I think the quote is true and good advice, but I also believe that there is nothing wrong with bringing it to the attention of the offender (thus the title for today’s post).

I suppose that I am becoming (if not one already) an old curmudgeon; however, I just can’t let some things go by without trying to bring it to the attention of the offender and bystanders (some might call it shaming).

I live in the small Village of Milford in Southeastern Michigan. Like most villages, towns and cities we have laws that were enacted for good reasons, many for reasons of public safety. Our streets have signs clearly pointing out places where (and who is to) to stop at corners and where and when left hand turns cannot be made. Yet every day I see people choosing to ignore those signs. They are effectively thumbing their noses at our laws because to obey them might cause them some inconvenience.

I take whatever opportunity I get to point to them as they go by or to honk at them if I see them making that illegal turn or cruising through a stop sign intersection. Sometimes they just smile at me sheepishly and acknowledge with a head nod that they realize what they have done. Sometimes they are so distracted by looking at their phone that they don’t even see me. Sometimes they show their complete disdain for our laws by flipping me the bird. Those last ones are the most disgusting of all, since they obviously know that they are breaking our laws and just don’t care. They are saying, “Your stinking laws don’t apply to me.”

Another sign of this self-centered disdain for others is the litter that we see on the sides of streets. Many feel that, when they have finished their takeout meal or drink, it is OK to just roll down the window and toss their trash out. Others, taking heed of Nye’s advice, adopt sections of roads and spend hours picking up that trash. Which do you think is leaving the world a better place?

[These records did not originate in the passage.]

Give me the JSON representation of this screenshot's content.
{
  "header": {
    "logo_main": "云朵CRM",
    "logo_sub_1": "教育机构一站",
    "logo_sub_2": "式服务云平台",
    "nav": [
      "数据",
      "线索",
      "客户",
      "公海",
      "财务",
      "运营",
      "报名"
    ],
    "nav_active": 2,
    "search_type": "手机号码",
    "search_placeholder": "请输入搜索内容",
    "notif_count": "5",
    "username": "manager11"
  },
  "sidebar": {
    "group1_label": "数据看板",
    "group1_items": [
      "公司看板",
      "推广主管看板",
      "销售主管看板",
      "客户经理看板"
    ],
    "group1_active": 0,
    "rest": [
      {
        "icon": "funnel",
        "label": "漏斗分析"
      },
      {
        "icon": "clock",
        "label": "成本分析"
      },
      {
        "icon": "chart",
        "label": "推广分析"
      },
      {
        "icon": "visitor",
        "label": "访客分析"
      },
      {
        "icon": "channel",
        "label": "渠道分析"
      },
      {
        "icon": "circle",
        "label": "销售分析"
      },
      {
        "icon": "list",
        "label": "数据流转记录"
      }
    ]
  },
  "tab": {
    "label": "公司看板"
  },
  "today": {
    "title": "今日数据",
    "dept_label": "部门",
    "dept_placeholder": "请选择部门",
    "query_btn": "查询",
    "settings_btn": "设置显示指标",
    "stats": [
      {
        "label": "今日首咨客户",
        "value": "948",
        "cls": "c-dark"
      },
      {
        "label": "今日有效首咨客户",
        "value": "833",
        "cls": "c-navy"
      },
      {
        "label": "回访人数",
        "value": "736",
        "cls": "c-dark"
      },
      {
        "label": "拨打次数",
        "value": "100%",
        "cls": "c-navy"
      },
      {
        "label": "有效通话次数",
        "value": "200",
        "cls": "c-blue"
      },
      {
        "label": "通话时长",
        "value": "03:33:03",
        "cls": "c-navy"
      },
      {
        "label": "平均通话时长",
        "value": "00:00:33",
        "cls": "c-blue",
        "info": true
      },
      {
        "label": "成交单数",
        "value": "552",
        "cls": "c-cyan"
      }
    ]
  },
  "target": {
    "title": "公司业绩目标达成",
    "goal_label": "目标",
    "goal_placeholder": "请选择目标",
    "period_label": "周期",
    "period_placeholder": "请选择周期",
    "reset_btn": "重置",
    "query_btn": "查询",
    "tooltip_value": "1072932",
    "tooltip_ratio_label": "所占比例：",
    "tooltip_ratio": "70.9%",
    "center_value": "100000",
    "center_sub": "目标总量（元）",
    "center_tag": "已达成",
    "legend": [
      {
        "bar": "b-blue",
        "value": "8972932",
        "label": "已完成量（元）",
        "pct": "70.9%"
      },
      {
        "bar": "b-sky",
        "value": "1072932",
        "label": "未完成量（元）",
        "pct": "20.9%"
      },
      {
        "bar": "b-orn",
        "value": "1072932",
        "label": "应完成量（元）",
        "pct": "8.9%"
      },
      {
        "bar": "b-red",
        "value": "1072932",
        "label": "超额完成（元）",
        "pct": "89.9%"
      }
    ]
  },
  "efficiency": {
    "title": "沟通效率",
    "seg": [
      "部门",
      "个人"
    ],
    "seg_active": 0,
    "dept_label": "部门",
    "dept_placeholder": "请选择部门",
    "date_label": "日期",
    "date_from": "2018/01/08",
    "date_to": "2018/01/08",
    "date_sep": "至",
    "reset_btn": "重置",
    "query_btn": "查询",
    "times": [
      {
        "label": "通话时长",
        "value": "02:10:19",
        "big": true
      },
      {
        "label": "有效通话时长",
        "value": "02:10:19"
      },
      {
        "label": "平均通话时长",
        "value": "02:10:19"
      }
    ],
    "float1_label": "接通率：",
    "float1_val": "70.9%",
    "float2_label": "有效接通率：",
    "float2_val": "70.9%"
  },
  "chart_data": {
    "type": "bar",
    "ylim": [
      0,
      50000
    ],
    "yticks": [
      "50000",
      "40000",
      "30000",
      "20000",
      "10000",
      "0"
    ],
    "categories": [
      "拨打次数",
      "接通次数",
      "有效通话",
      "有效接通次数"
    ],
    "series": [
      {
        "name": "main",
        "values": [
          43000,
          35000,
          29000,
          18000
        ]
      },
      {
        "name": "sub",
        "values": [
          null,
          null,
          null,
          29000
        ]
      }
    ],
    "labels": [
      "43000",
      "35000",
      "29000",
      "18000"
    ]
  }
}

I think that kind of self-centered disdain for others and the rule of law is at the core of much of the political unrest in the country. The concept of “we”, that we are all in this together, has given way to the concept of “Us” vs. “Them”. Obeying the laws of the land has always been largely a voluntary thing, but it was more the norm before the deep political divide that now seems to have hold over the country. The appeal of individual freedom to do as one pleases has come to dominate our thinking and weakened the concept of the collective good (a bedrock of societies) and the rule of laws.

I don’t disagree with Nye’s thought that we must be willing to pick up the messes that others leave behind, but I don’t see anything wrong with also letting them know that what they did is not right and not in the common good. We must continue to promote and reinforce the common good; otherwise, we just join one of the groups – Us or Them – and that’s not good for anyone.

Excuse me did you drop this?

One Response to Excuse me, did you drop this?

  1. John Freed says:

    We can only change our world one event at a time. But if nobody did anything, nothing would change.